Confirmatory neutralization tests should be performed at least in the range of 0.005-0.049 IU/mL where quantification is possible with a higher-sensitivity assay.
为防止乙肝表面抗原(HBsAg)检测中假阳性的误报,建议用中和试验来确认弱阳性病例。然而,由于额外成本,目前实施此方法的机构并不多。本研究的目的是明确高灵敏度HBsAg定量检测中假阳性的危险因素,以减少中和试验。

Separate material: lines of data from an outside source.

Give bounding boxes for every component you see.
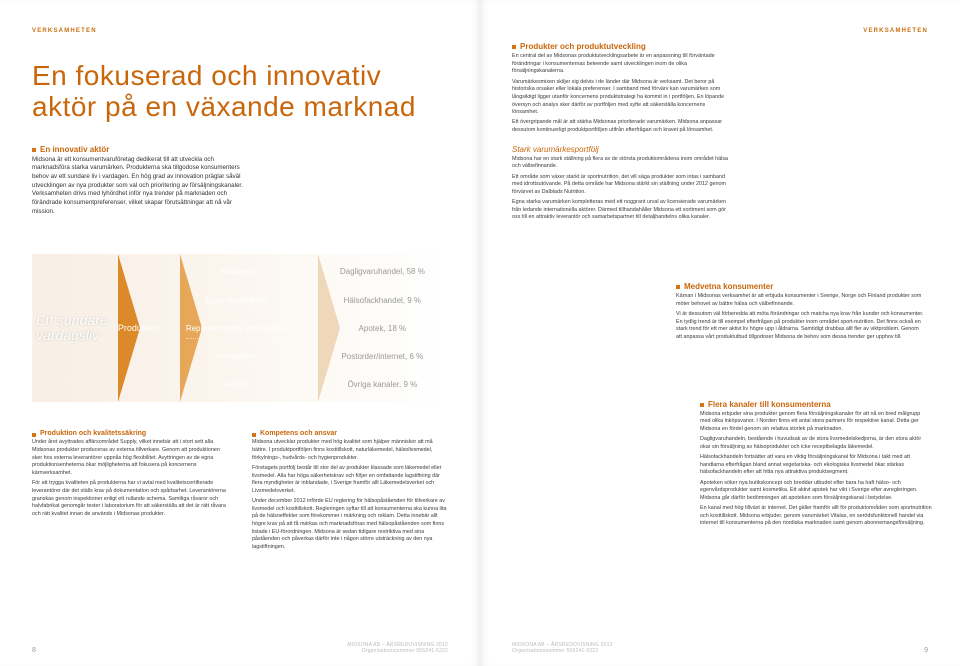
flow-c4-row: Hälsofackhandel, 9 % bbox=[344, 291, 421, 310]
bcol1-p: Under året avyttrades affärsområdet Supp… bbox=[32, 439, 228, 477]
flow-col-4: Dagligvaruhandel, 58 % Hälsofackhandel, … bbox=[309, 254, 448, 402]
footer-left: MIDSONA AB – ÅRSREDOVISNING 2012 Organis… bbox=[347, 642, 448, 654]
flow-c4-row: Övriga kanaler, 9 % bbox=[347, 375, 417, 394]
flow-c1-text: Ett sundare vardagsliv bbox=[36, 313, 118, 344]
bottom-col-1: Produktion och kvalitetssäkring Under år… bbox=[32, 430, 228, 551]
intro-block: En innovativ aktör Midsona är ett konsum… bbox=[32, 145, 252, 217]
right-bottom-block: Flera kanaler till konsumenterna Midsona… bbox=[700, 400, 932, 528]
flow-c4-row: Postorder/internet, 6 % bbox=[341, 347, 423, 366]
bottom-col-2: Kompetens och ansvar Midsona utvecklar p… bbox=[252, 430, 448, 551]
running-head-right: VERKSAMHETEN bbox=[512, 28, 928, 34]
page-number-right: 9 bbox=[924, 647, 928, 654]
bcol1-heading: Produktion och kvalitetssäkring bbox=[40, 430, 146, 437]
flow-col-1: Ett sundare vardagsliv bbox=[32, 254, 118, 402]
rbot-p: Apoteken söker nya butikskoncept och bre… bbox=[700, 480, 932, 503]
running-head-left: VERKSAMHETEN bbox=[32, 28, 448, 34]
bcol2-heading: Kompetens och ansvar bbox=[260, 430, 337, 437]
right-mid-block: Medvetna konsumenter Kärnan i Midsonas v… bbox=[676, 282, 926, 342]
rtop-p: Ett övergripande mål är att stärka Midso… bbox=[512, 119, 730, 134]
bcol2-p: Företagets portfölj består till stor del… bbox=[252, 465, 448, 496]
bcol2-p: Under december 2012 införde EU reglering… bbox=[252, 498, 448, 552]
headline: En fokuserad och innovativ aktör på en v… bbox=[32, 60, 448, 123]
flow-c3-row: Kompetens bbox=[217, 347, 257, 367]
rtop-heading: Produkter och produktutveckling bbox=[520, 42, 646, 51]
rbot-heading: Flera kanaler till konsumenterna bbox=[708, 400, 831, 409]
rtop-p: En central del av Midsonas produktutveck… bbox=[512, 53, 730, 76]
bottom-columns: Produktion och kvalitetssäkring Under år… bbox=[32, 430, 448, 551]
bullet-icon bbox=[512, 45, 516, 49]
rtop-p: Varumärkesmixen skiljer sig delvis i de … bbox=[512, 79, 730, 117]
rmid-heading: Medvetna konsumenter bbox=[684, 282, 773, 291]
rbot-p: Hälsofackhandeln fortsätter att vara en … bbox=[700, 454, 932, 477]
bullet-icon bbox=[676, 285, 680, 289]
bullet-icon bbox=[700, 403, 704, 407]
bcol1-p: För att trygga kvaliteten på produkterna… bbox=[32, 480, 228, 518]
flow-c3-row: Representerade varumärken bbox=[186, 319, 288, 339]
flow-c3-row: Sortiment bbox=[220, 262, 254, 282]
rtop-subheading: Stark varumärkesportfölj bbox=[512, 145, 730, 154]
rtop-sp: Egna starka varumärken kompletteras med … bbox=[512, 199, 730, 222]
right-top-block: Produkter och produktutveckling En centr… bbox=[512, 42, 730, 222]
page-number-left: 8 bbox=[32, 647, 36, 654]
rmid-p: Vi är dessutom väl förberedda att möta f… bbox=[676, 311, 926, 342]
page-left: VERKSAMHETEN En fokuserad och innovativ … bbox=[0, 0, 480, 666]
rbot-p: En kanal med hög tillväxt är internet. D… bbox=[700, 505, 932, 528]
flow-c4-row: Apotek, 18 % bbox=[359, 319, 407, 338]
bcol2-p: Midsona utvecklar produkter med hög kval… bbox=[252, 439, 448, 462]
bullet-icon bbox=[252, 433, 256, 437]
rtop-sp: Ett område som växer starkt är sportnutr… bbox=[512, 174, 730, 197]
footer-right: MIDSONA AB – ÅRSREDOVISNING 2012 Organis… bbox=[512, 642, 613, 654]
intro-heading: En innovativ aktör bbox=[40, 145, 109, 154]
flow-col-2: Produktion bbox=[118, 254, 177, 402]
flow-c2-text: Produktion bbox=[118, 323, 161, 333]
flow-c4-row: Dagligvaruhandel, 58 % bbox=[340, 262, 425, 281]
bullet-icon bbox=[32, 433, 36, 437]
rbot-p: Midsona erbjuder sina produkter genom fl… bbox=[700, 411, 932, 434]
rmid-p: Kärnan i Midsonas verksamhet är att erbj… bbox=[676, 293, 926, 308]
rbot-p: Dagligvaruhandeln, bestående i huvudsak … bbox=[700, 436, 932, 451]
flow-c3-row: Egna varumärken bbox=[205, 291, 268, 311]
spread: VERKSAMHETEN En fokuserad och innovativ … bbox=[0, 0, 960, 666]
bullet-icon bbox=[32, 148, 36, 152]
rtop-sp: Midsona har en stark ställning på flera … bbox=[512, 156, 730, 171]
flow-c3-row: Ansvar bbox=[224, 375, 249, 394]
intro-text: Midsona är ett konsumentvaruföretag dedi… bbox=[32, 156, 252, 217]
flow-panel: Ett sundare vardagsliv Produktion Sortim… bbox=[32, 254, 448, 402]
flow-col-3: Sortiment Egna varumärken Representerade… bbox=[177, 254, 309, 402]
page-right: VERKSAMHETEN Produkter och produktutveck… bbox=[480, 0, 960, 666]
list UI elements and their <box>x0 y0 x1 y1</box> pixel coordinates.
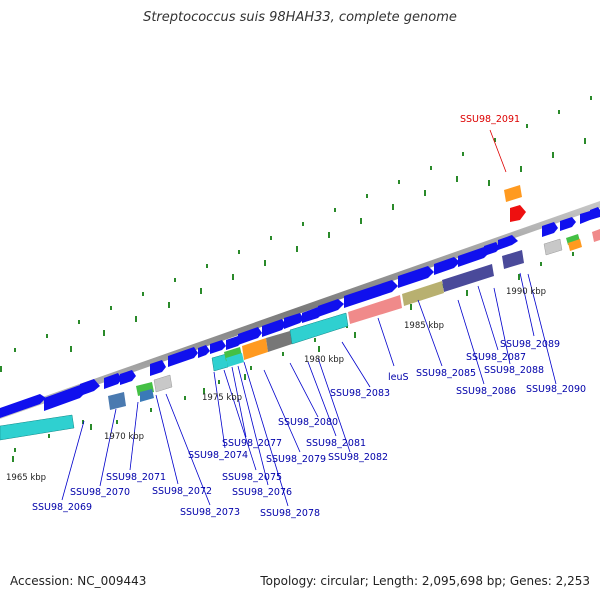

在这项回顾性队列研究中,我们分析了2016年11月至2022年3月期间在札幌医科大学医院测量HBsAg值的47305例患者。符合中和试验条件的患者是那些即使经过高速离心复查后HBsAg值仍在0.005至1.000之间的患者。
共进行了71475次HBsAg定量检测。其中,817次检测和376例患者接受了中和试验。符合标准的患者中,329例纳入本研究。57例(17%)中和试验结果为阴性,提示HBsAg检测存在假阳性。多因素分析显示,年龄较小(校正比值比[aOR]6.57)、女性(aOR 2.32)、较低的HBsAg值(aOR 59.6)和试剂改进(aOR 2.06)是假阳性的独立危险因素。在HBsAg范围为0.005 - 0.049 IU/mL时,假阳性率实际高达33.1%,在0.050 IU/mL以上范围为1.2%。
至少应在0.005 - 0.049 IU/mL范围内进行验证性中和试验,在此范围内可以用更高灵敏度的检测方法进行定量。